I blew out my back because I was …mad?
I hadn’t blown a disc; I’d blown a gasket?
Sigh.
But I am writing to share a different entry and you’ll see why. In a marbled black-and-white, wide-lined composition book Mother wrote: I want to put down something I thought was very interesting. A group of students was asked to list what they thought were the present Seven Wonders of the World. They ended up with:
- Egypt’s Grand Pyramids
- The Taj Mahal
- The Grand Canyon
- The Panama Canal
- The Empire State Building
- St. Peter’s Basilica
- China’s Great Wall
One girl was having trouble completing her list. There were just so many, she said. The teacher asked her to read what she had so far, maybe the class could help. She hesitated and then read; The Seven Wonders of the World are:
1. To touch
2. To taste
3. To see
4. To hear
She paused again, then added:
5. To feel
6. To laugh
7. To love
My mother characterized the anecdote as interesting, but I suspect she found it beautiful and there was no one to give it to—and don’t we all have the impulse to share what moves us? What is that instinct to press wonder into another’s hand? To say, “Wait till you hear what I saw, what I heard, what I found!”
If gratitude is joy, love is generosity. Pass it on.
Laura J. Oliver is an award-winning developmental book editor and writing coach, who has taught writing at the University of Maryland and St. John’s College. She is the author of The Story Within (Penguin Random House). Co-creator of The Writing Intensive at St. John’s College, she is the recipient of a Maryland State Arts Council Individual Artist Award in Fiction, an Anne Arundel County Arts Council Literary Arts Award winner, a two-time Glimmer Train Short Fiction finalist, and her work has been nominated for a Pushcart Prize. Her website can be found here.
Mark Laurent Pellerin says
Thank you !
Laura J Oliver says
Thank you for reading!
Michael Davis says
Thanks for passing it on. What a lovely list – and all the things we take for granted, except the last one of the student’s list.

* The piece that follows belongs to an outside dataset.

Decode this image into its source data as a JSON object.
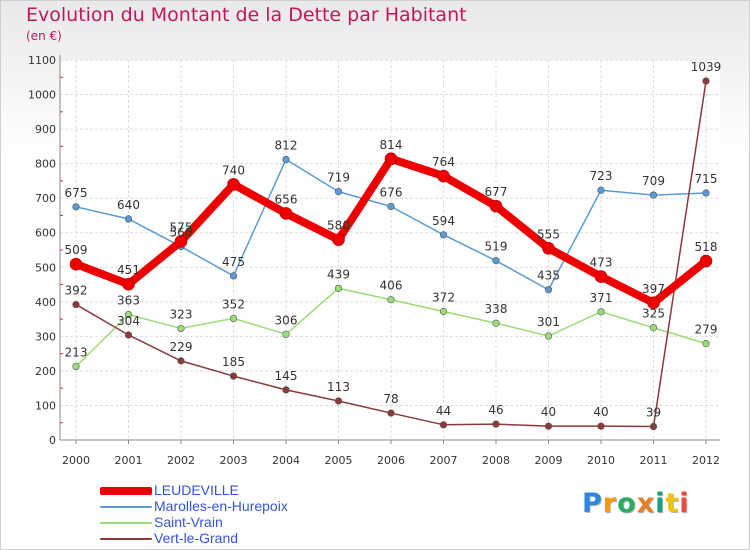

I will check out Ms Oliver’s website. I could use and edditer to right more gooder.
Laura J Oliver says
Thanks Michael. Yes, get in touch. I love nothing more than a writer with a sense of humor. 🙂
Kim Kluxen Meredith says
This is lovely Laura. My very first published writing was born from the death of my husband. My three sisters were scattered around the country with their own families and my parents viewed my life as broken. Grief was not invited to the table so I turned to my journal. Even today, my best inspiration comes from sadness or a challenge. I need to share to know I am not broken.
Laura J Oliver says
Thanks for sharing this, Kim. Yes, about grief. To write it down is to lay it down. To get it out from inside to where it can be ministered to in the light of day. Your writing is a gift grief brought you.
Susan Baker says
Lovely article!
Laura J Oliver says
Thank you for writing, Susan!
Paul Beckman says
Laura, I love the insight into your earlier years. The same information in lesser hands would not be so readable and memorable.
Dean Kindig says
Lovely story Laura. Thanks for sharing.